決勝戦その1
ついに決勝戦となった。これまで貞操を捨てて勝ち進んできた二人のマネージャーを擁する冥王星高校、そして人気実力とも全国ナンバーワンとも言われる女子マネージャー、吉原ナオミを擁する私立・帝国学園。
両者の戦いは前日マネージャー同士のリング外での舌戦から始まっていた。
「冥王星のマネージャーのお二方は、野球部員を私物化して、勝ち上がっているとか」
「ええ、もちろんそのようにしていますわ、私たちは一体となって戦っているのですから、ねぇ、名取さん」
「そうです。
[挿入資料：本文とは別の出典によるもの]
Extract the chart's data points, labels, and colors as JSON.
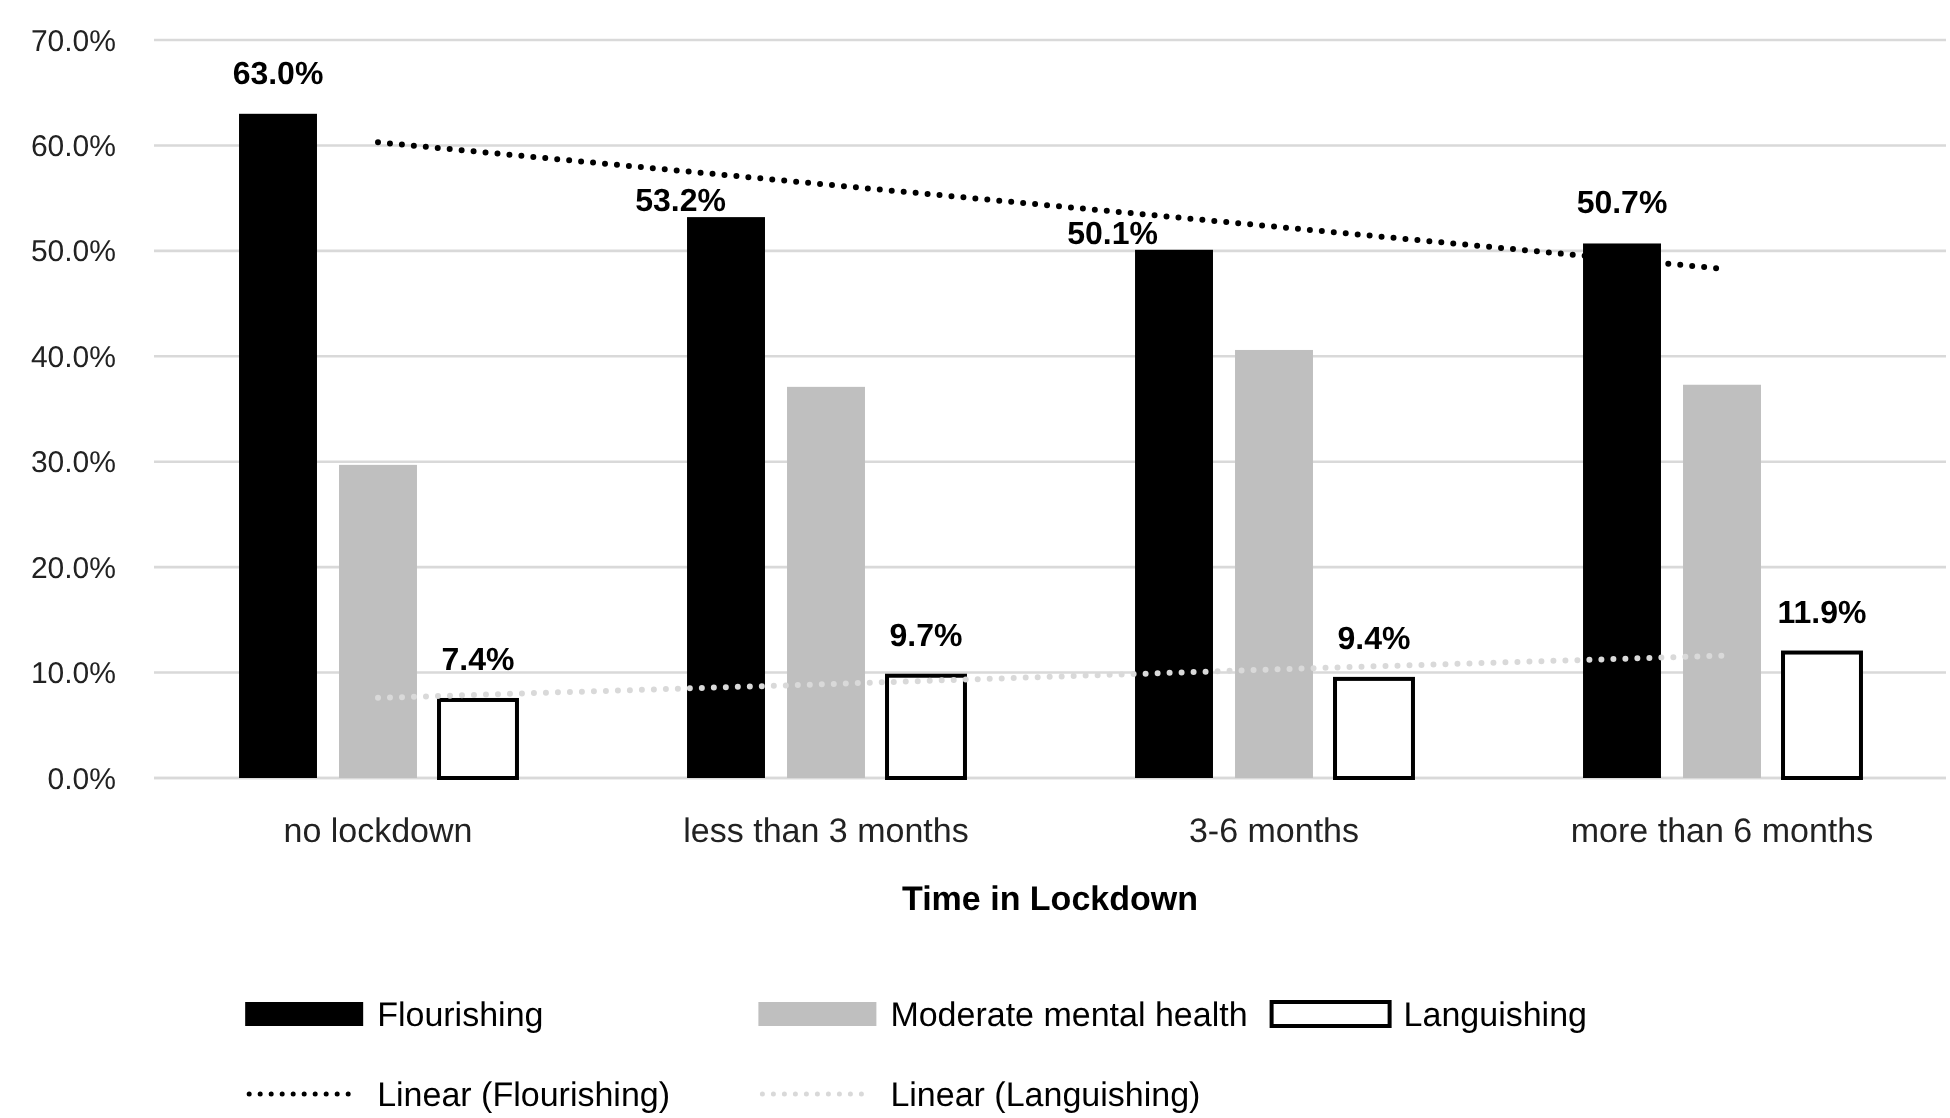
{
  "chart_data": {
    "type": "bar",
    "categories": [
      "no lockdown",
      "less than 3 months",
      "3-6 months",
      "more than 6 months"
    ],
    "xlabel": "Time in Lockdown",
    "ylim": [
      0,
      70
    ],
    "yticks": [
      {
        "value": 0,
        "label": "0.0%"
      },
      {
        "value": 10,
        "label": "10.0%"
      },
      {
        "value": 20,
        "label": "20.0%"
      },
      {
        "value": 30,
        "label": "30.0%"
      },
      {
        "value": 40,
        "label": "40.0%"
      },
      {
        "value": 50,
        "label": "50.0%"
      },
      {
        "value": 60,
        "label": "60.0%"
      },
      {
        "value": 70,
        "label": "70.0%"
      }
    ],
    "grid": "y",
    "legend": "bottom",
    "line_style": "dotted",
    "series": [
      {
        "name": "Flourishing",
        "color": "#000000",
        "values": [
          63.0,
          53.2,
          50.1,
          50.7
        ],
        "value_labels": [
          "63.0%",
          "53.2%",
          "50.1%",
          "50.7%"
        ]
      },
      {
        "name": "Moderate mental health",
        "color": "#bfbfbf",
        "values": [
          29.7,
          37.1,
          40.6,
          37.3
        ]
      },
      {
        "name": "Languishing",
        "color": "#ffffff",
        "values": [
          7.4,
          9.7,
          9.4,
          11.9
        ],
        "value_labels": [
          "7.4%",
          "9.7%",
          "9.4%",
          "11.9%"
        ]
      },
      {
        "name": "Linear (Flourishing)",
        "type": "line",
        "color": "#000000",
        "values": [
          60.3,
          56.3,
          52.3,
          48.3
        ]
      },
      {
        "name": "Linear (Languishing)",
        "type": "line",
        "color": "#d9d9d9",
        "values": [
          7.6,
          8.9,
          10.3,
          11.6
        ]
      }
    ]
  }
}
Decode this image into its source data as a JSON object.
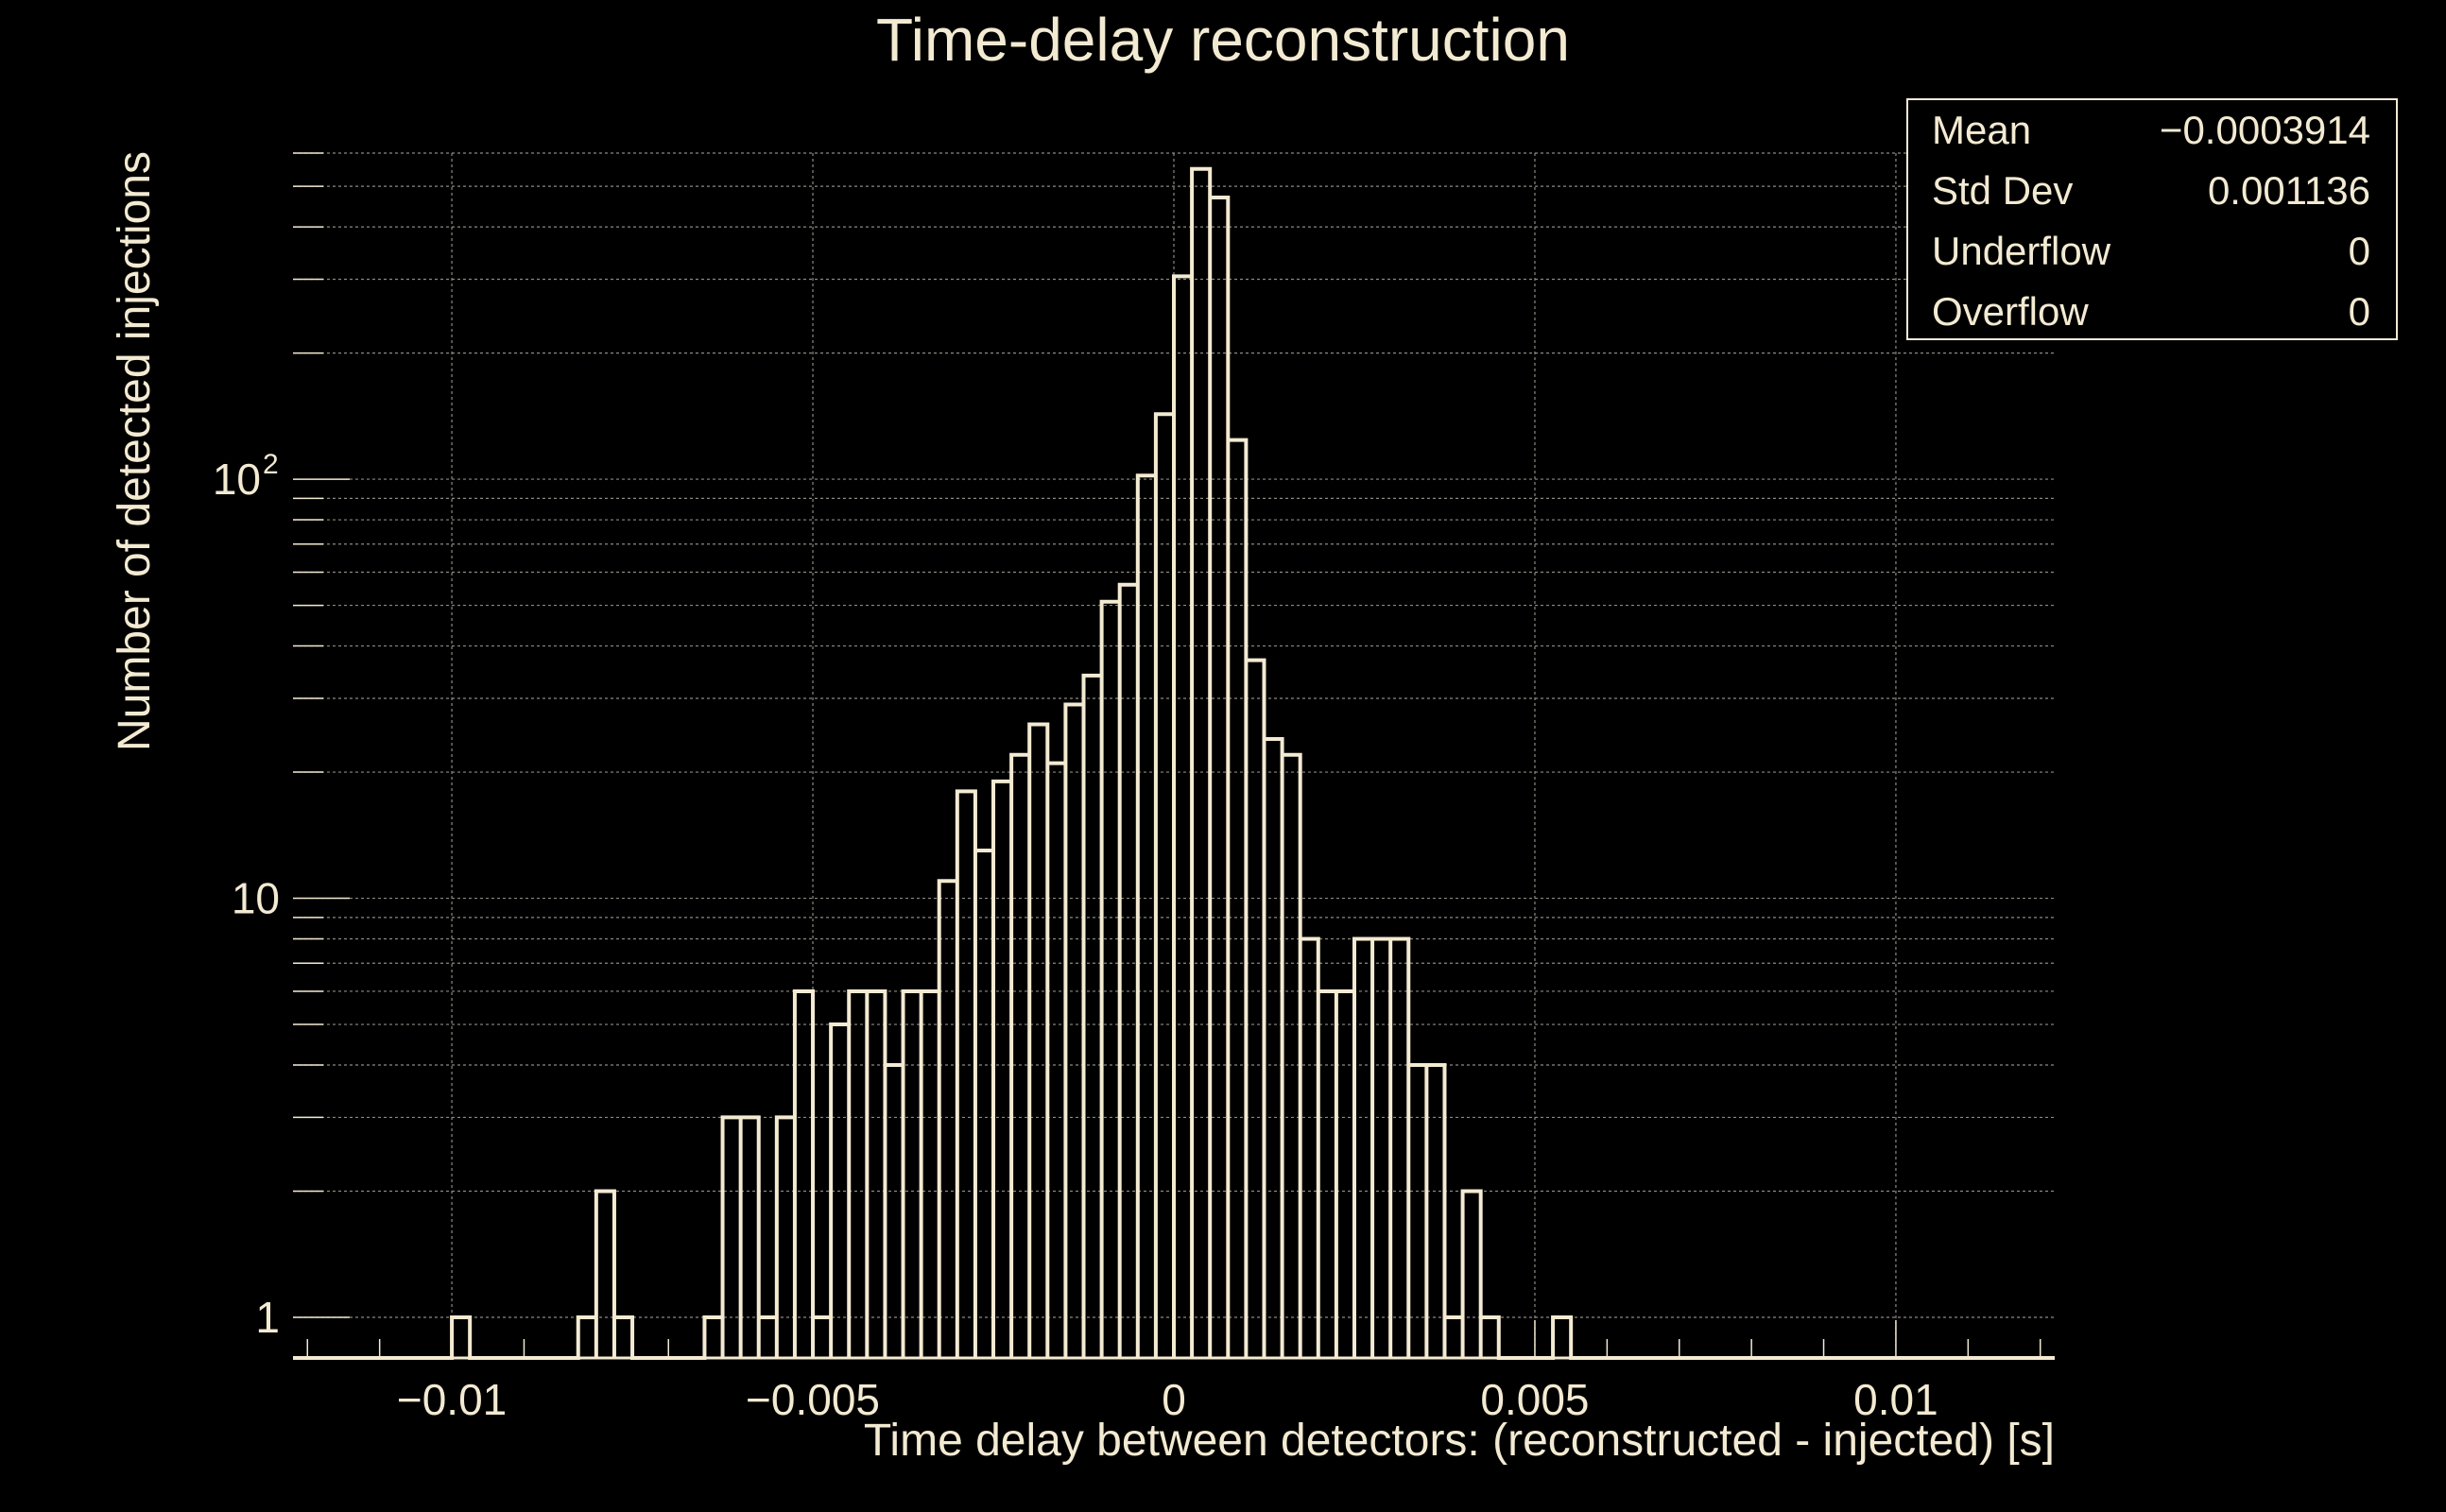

文字通り野球部員と一体となり、トーナメントを勝ち進んでいく、これに何かご不満でも?」
「いったい何体と一体となっているのかしらね、ふしだらなマネージャーさん達は」
「何を言うの吉原さん。試合期間で野球以外の運動は禁止。大会が終わったらゆっくりリア充ですもの、ねぇ、二階堂さん」
「ええ、確かに今までは、ごく一部の体力回復系の魔法以外は使っておりません、帝国のマネージャーさんは何を勘ぐっておられるのかわかりません」
「ああいえばこういう!とにかく、野球もろくに知らない結婚詐欺女と、ふしだらなおっぱい女に私たちは帝国は負けないってことよ」
「なによ、自分だけ清純ぶる気?あんただって何やってるかわかったもんじゃないわ」
「まぁまぁ、二階堂さん、明日の試合でお手並み拝見しましょう」
ディスカッションはこれぐらいにして、ここからはインタビュー形式でお送りします。
…優勝商品の「一つだけなんでも望みを叶えてあげる」ではどのような要望を?
二階堂:「来年のセンバツ出場。今度は単独で甲子園を狙います」
吉原:「もちろん、我が校の準決勝までのシード権よ。優勝を義務付けられた学園ですもの」
名取:「賞品?考えてないです。全国で一番を取って学園生活のイニシアチブを握るのが目的ですもの。今は大きいお風呂が欲しいかな」
…たくさん婚約者がいるみたいだけれど?
名取:「かぐや姫だってそうだったみたいですよ?」
…ずばりエンペラーの武器とは?
吉原:「そうね、相手の抹殺。これに尽きる。相手選手、マネージャーの息の根を止める、特にふしだらなチームは2度と立ち上がれないようにね」
…部員からエッチなお願いが出てきたときは?
二階堂:「まずは上から目線で罵倒して、背中から踏み潰してののしること、たいていこれで黙ります」
…それでも食い下がってきたときは?
二階堂:「ふふふ、ご想像にお任せします」
…実力ナンバーワンの帝国相手に秘策は?
名取:「失うものはもう何もありません。チャレンジャーとして捨て身…もとい全力で挑んでいくだけです」
二階堂:「鼻高々の相手マネージャーの鼻と心をポッキリ折って、その上で部員共々ズタズタに引裂きます。一人残らずです」
…こんなこと言ってるけど?
吉原:「女としてこの世に生まれてきたことを一生後悔させるような目に遭わせてあげる。命乞いしても無駄。誰にも容赦しない。私はやる時は必ずやる」
名取:「死より恐ろしくて、長い苦しみに耐えられる精神力があれば、いつか、仕返しとしてできる日がくるかもしれませんね」
二階堂:「受けるぅ、そんな日来るわけないし」
吉原:「なんなら今やってあげましょうか?」
二階堂:「なにおう、やるならやるわよ!」
名取:「まぁまぁ」
…もはや野球とは関係無い気がするけど?
全員:「うるさい!」
こうして、前日のリング外での舌戦も終わり、試合を待つばかりとなった。ゴングは明日の午前中9時。場所は甲子園球場である。